September 10, 2018 / 6:40 AM / 2 months ago

Breakingviews - Jack Ma's exit plan just raises more questions

Alibaba executive chairman Jack Ma talks to young entrepreneurs and students at the University of Nairobi in Nairobi, Kenya, July 20, 2017. REUTERS/Thomas Mukoya

HONG KONG (Reuters Breakingviews) - It’s one step forward, and two steps back for Alibaba. Three days after co-founder Jack Ma told a journalist that he planned to step down, the $420 billion e-commerce group confirmed that Chief Executive Daniel Zhang would succeed him as executive chairman in 2019. That’s laudable forward planning. And yet Monday’s official pronouncement raises as many governance questions as it answers.  

Unlike many Chinese tech bosses, Ma, now 54, has actually bothered with succession: first building up an executive team, and then pulling back. The English teacher turned corporate titan will step down from his executive chairman role in exactly a year. He will stay on the board for longer to ensure a smooth transition: until his term expires in 2020, according to a letter to employees, customers and shareholders.

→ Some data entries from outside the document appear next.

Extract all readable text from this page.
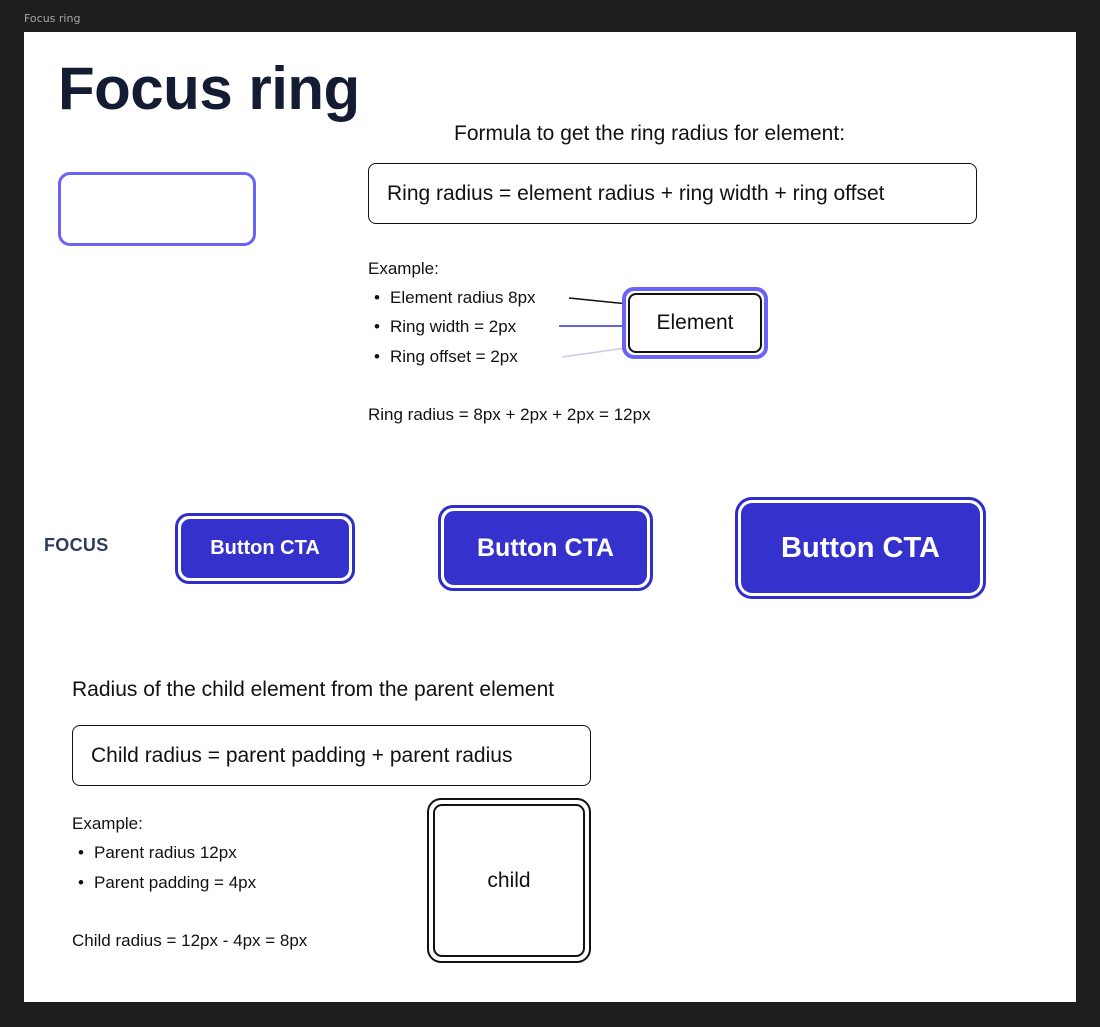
Focus ring
Focus ring
Formula to get the ring radius for element:
Ring radius = element radius + ring width + ring offset
Example:
• Element radius 8px
• Ring width = 2px
• Ring offset = 2px
Element
Ring radius = 8px + 2px + 2px = 12px
FOCUS	Button CTA	Button CTA	Button CTA
Radius of the child element from the parent element
Child radius = parent padding + parent radius
Example:
• Parent radius 12px
• Parent padding = 4px
Child radius = 12px - 4px = 8px
child
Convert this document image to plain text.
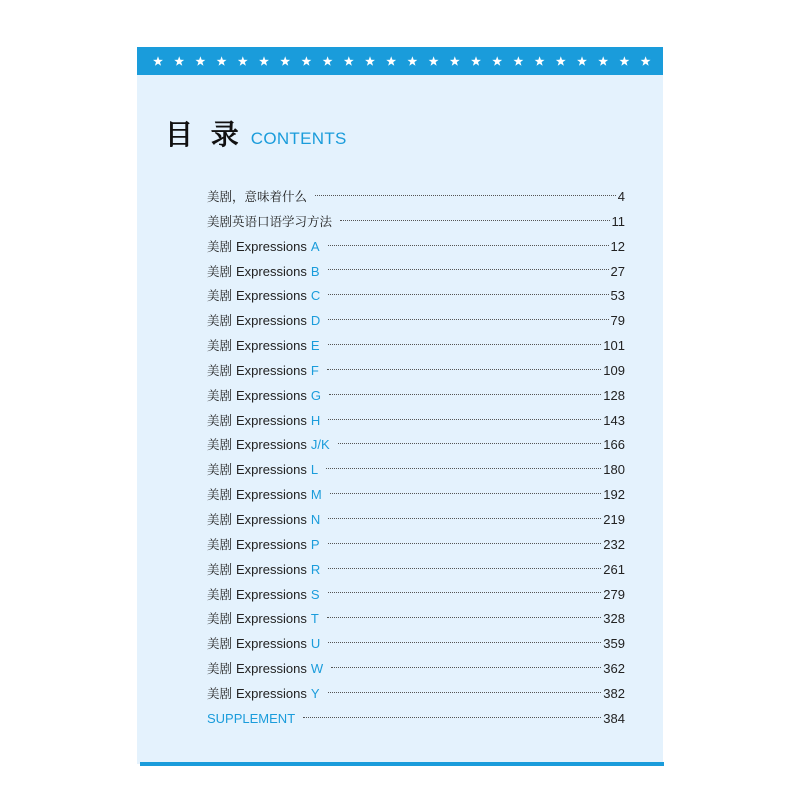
目 录 CONTENTS
美剧，意味着什么	4
美剧英语口语学习方法	11
美剧 Expressions A	12
美剧 Expressions B	27
美剧 Expressions C	53
美剧 Expressions D	79
美剧 Expressions E	101
美剧 Expressions F	109
美剧 Expressions G	128
美剧 Expressions H	143
美剧 Expressions J/K	166
美剧 Expressions L	180
美剧 Expressions M	192
美剧 Expressions N	219
美剧 Expressions P	232
美剧 Expressions R	261
美剧 Expressions S	279
美剧 Expressions T	328
美剧 Expressions U	359
美剧 Expressions W	362
美剧 Expressions Y	382
SUPPLEMENT	384
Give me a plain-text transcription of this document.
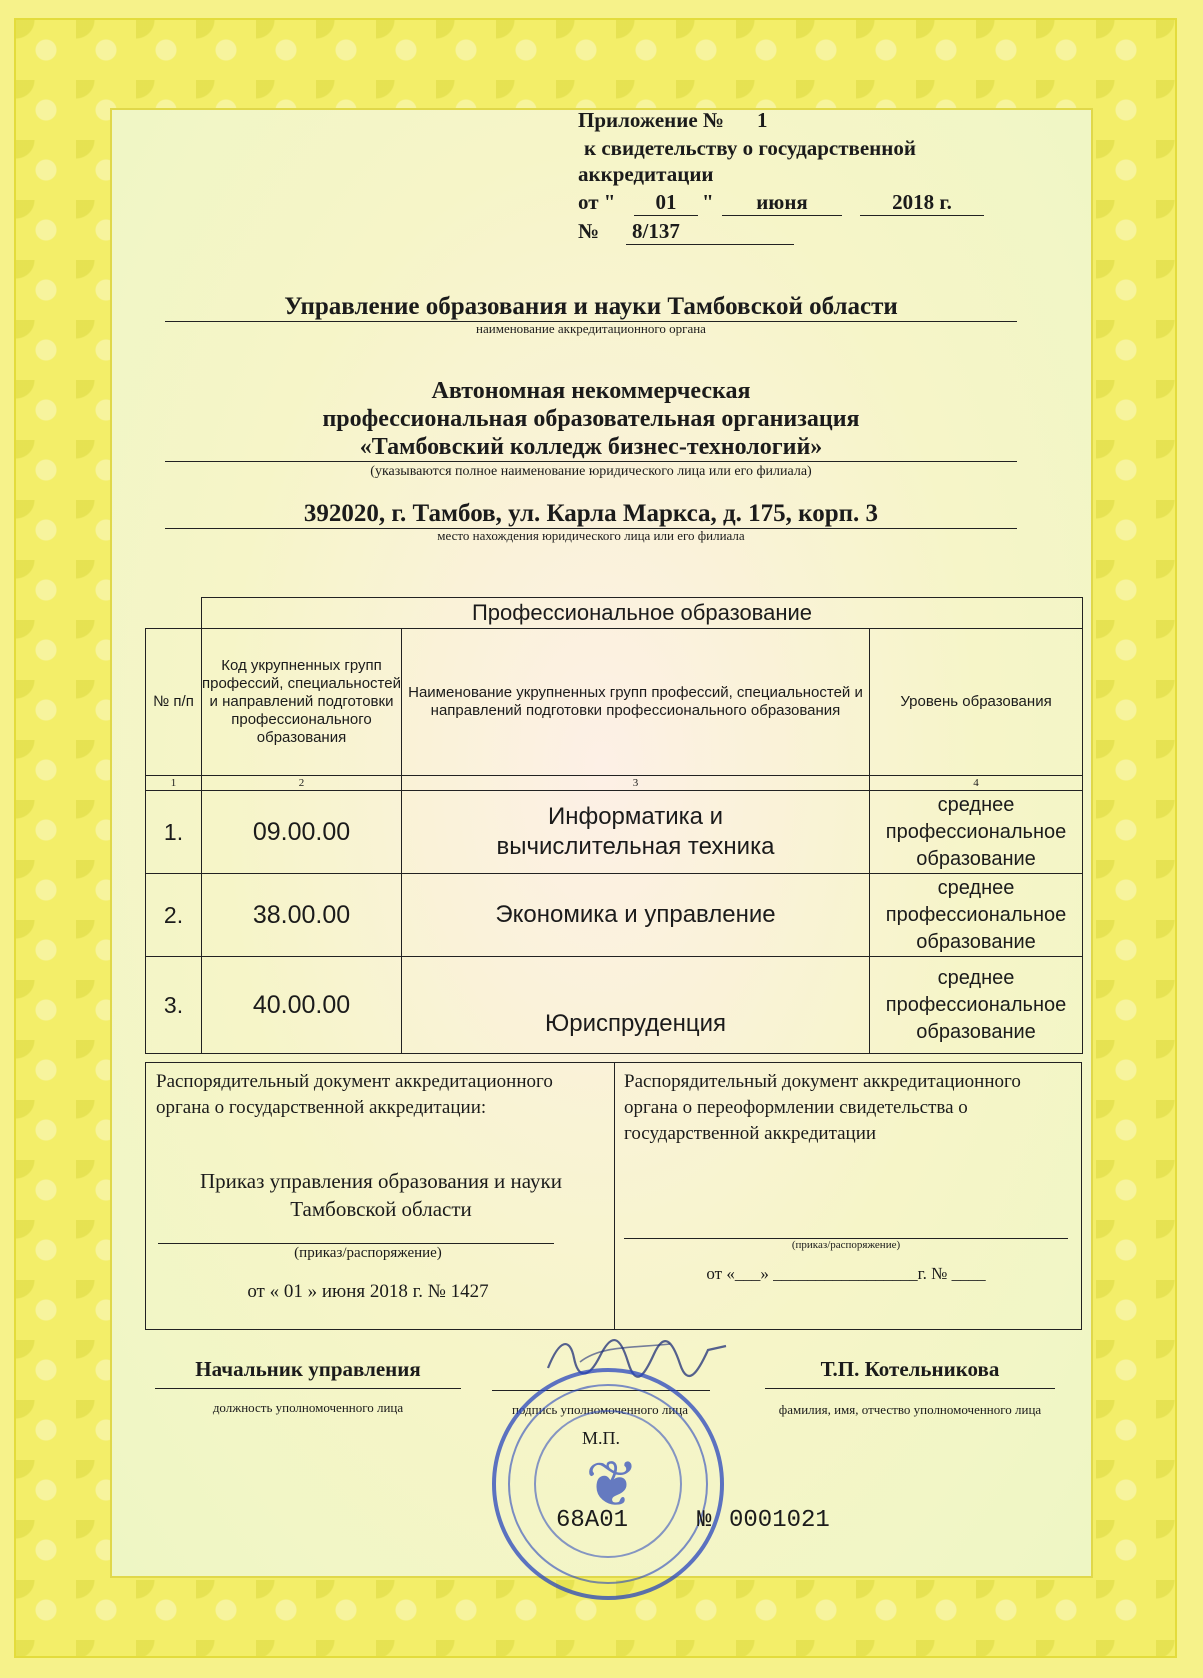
Приложение № 1
к свидетельству о государственной
аккредитации
от "	01	"	июня	2018 г.
№ 8/137
Управление образования и науки Тамбовской области
наименование аккредитационного органа
Автономная некоммерческая
профессиональная образовательная организация
«Тамбовский колледж бизнес-технологий»
(указываются полное наименование юридического лица или его филиала)
392020, г. Тамбов, ул. Карла Маркса, д. 175, корп. 3
место нахождения юридического лица или его филиала
	Профессиональное образование		
№ п/п	Код укрупненных групп профессий, специальностей и направлений подготовки профессионального образования	Наименование укрупненных групп профессий, специальностей и направлений подготовки профессионального образования	Уровень образования
1	2	3	4
1.	09.00.00	Информатика и вычислительная техника	среднее профессиональное образование
2.	38.00.00	Экономика и управление	среднее профессиональное образование
3.	40.00.00	Юриспруденция	среднее профессиональное образование
Распорядительный документ аккредитационного органа о государственной аккредитации:
Приказ управления образования и науки Тамбовской области
(приказ/распоряжение)
от « 01 » июня 2018 г. № 1427
Распорядительный документ аккредитационного органа о переоформлении свидетельства о государственной аккредитации
(приказ/распоряжение)
от «___» _________________г. № ____
Начальник управления
должность уполномоченного лица	подпись уполномоченного лица
Т.П. Котельникова
фамилия, имя, отчество уполномоченного лица
❦
М.П.
68А01	№ 0001021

That certainly clears up some confusion. Ma left investors guessing after he told the New York Times, according to an article published on Friday, that he would retire to focus on philanthropic work. Alibaba-owned South China Morning Post followed up, citing a spokesman who said Ma’s comments had been taken out of context.

Still, the plans leave plenty of concerns. For a start, counter to corporate governance best practice, Zhang will hold both the positions of chairman and chief executive. That’s hefty concentration, given the 46-year-old already sits on the powerful Alibaba Partnership, a 36-member group of executives that nominates the majority of the board, as well as the even more exclusive Partnership Committee, in charge of nominating new partners and determining their bonuses. 

More worrying is the lack of clarity around Ma’s nebulous influence after 2020. He will have no official title, but will remain a lifetime member of both the Alibaba Partnership and the Partnership Committee. That will give him considerable clout on board-level issues, and in more ambiguous tasks, like preserving the company’s culture and vision. That’s unwelcome opacity for shareholders.

How the change will affect Ma’s role with Alibaba affiliates including payments and financial services arm Ant Financial is also still unclear. The $150 billion fintech giant is controlled by Ma personally, and has joint investments with the e-commerce group. And yet it is curiously absent from Monday’s statement – as is the word “retirement”.